I especially like the use of the liturgical calendar. I love that the liturgical seasons, by design, help keep your mind on Christ all year long, not just Christmas and Easter. The entire year is broken down in relation to Christ’s life and earthly ministry, and for someone like me who loves order, it gives deep meaning to every day and every season.
Another aspect of the Anglican Church that really resonated with me is the importance that is placed on the Lord’s Supper. Growing up in the Baptist Church, I never really felt comfortable with the way that the Lord’s Supper was essentially treated as an afterthought. It was done once a month at the most, more often once a quarter, done during a service when it wouldn’t interfere with anything else, and just mainly tacked on at the end. I always felt that this was more important to Jesus than how we treated it. He personally and very intimately instituted this sacrament with his disciples. This fact, coupled with the importance placed on it by Paul and the early New Testament church, demands more respect and importance than many Evangelicals place on it. The intimacy and community with which the Episcopal Church approaches communion is much more along my line of thinking in terms of its importance.
Mystery vs. Certainty
Let’s be honest… There’s many things about God and about His Word that just don’t make sense. I’m the type of person that generally needs everything to piece together neatly, and fit in a box that I can wrap up with a bow and call it complete. During my younger years, either ego or compulsion (or both) gave me the need to explain everything. Understand everything. Resolve apparent conflicts of theology. This drove me to do some absurd things and believe some nutty twists of theology. I’ve learned that you can take a verse out of context and make it say anything you want, and that is how I reconciled many of these things that I couldn’t understand. However, as I’ve gotten older and more keenly aware of my cerebral limitations, God has convicted me of my pride in these matters. He has taught me that there’s NO ONE that has a monopoly on the truth and NO ONE that has it all figured out. AND THAT’S REALLY VERY OKAY.
I have found that the Episcopal Church generally takes this approach to things, and I relate with it well. They’re okay with disagreement. They’re okay with some things of God being mystery. They’re okay with not having all the answers. It’s okay if we don’t all agree on cherry-picked ideological and political issues. We’re still part of the same family in Christ, and we can still worship together and come together at His table in communion.

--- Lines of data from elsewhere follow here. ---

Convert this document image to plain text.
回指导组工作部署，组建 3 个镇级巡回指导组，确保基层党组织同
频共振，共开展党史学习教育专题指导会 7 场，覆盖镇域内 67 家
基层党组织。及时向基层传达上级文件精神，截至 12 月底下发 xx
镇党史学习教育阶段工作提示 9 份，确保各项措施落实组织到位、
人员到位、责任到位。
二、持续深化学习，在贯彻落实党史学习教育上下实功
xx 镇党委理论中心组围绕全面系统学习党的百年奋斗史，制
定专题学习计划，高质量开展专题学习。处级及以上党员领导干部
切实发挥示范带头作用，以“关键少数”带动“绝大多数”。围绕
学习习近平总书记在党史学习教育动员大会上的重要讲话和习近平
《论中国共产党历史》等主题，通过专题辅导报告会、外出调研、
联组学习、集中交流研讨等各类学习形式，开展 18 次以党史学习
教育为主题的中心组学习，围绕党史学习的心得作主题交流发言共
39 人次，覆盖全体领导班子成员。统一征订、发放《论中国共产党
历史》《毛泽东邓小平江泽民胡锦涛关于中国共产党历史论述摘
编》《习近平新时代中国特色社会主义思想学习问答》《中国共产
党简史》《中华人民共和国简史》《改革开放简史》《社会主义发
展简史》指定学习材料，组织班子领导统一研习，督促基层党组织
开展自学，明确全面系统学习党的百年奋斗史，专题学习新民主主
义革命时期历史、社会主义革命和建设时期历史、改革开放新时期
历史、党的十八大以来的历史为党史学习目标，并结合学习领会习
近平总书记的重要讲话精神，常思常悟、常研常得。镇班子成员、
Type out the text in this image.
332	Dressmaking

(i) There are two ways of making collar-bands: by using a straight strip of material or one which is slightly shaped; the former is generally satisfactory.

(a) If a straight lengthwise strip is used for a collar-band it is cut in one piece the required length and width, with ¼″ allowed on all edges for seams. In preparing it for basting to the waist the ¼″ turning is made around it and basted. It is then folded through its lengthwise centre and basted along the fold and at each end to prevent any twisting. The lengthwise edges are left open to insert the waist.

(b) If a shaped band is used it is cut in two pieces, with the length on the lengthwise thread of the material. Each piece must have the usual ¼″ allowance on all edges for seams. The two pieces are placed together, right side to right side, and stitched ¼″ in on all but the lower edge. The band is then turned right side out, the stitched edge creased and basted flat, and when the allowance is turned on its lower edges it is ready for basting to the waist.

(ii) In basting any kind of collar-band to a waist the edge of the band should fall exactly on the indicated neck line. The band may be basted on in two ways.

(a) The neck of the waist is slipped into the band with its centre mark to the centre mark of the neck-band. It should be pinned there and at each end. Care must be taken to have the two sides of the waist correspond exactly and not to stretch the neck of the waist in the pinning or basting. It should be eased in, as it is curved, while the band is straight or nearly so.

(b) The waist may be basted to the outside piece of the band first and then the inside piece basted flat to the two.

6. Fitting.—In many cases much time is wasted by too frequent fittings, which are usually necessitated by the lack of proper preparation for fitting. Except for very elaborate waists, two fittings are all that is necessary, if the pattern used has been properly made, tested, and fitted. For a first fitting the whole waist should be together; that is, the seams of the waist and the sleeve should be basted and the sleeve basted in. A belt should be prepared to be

Let me be clear: this in no way means that I’m abandoning my Evangelical roots or beliefs. On the contrary, they have made me what I am, and I am forever grateful for the part that tradition has played in my life. This move is just the next step for me in deepening my relationship with God and finding new depths of faith.
In conclusion, I ask for prayers from all you as I continue through this change in my life. I have no desire for any mean-spirited theological debate or judgment in regard to my decision. God’s hand has been on me every step of the way, and has guided me just as clearly as if he was actually whispering in my ear. I have finally found my spiritual home, and while that may be alarming to some, it’s literally given me new life and has elevated my faith to a place it’s never been before.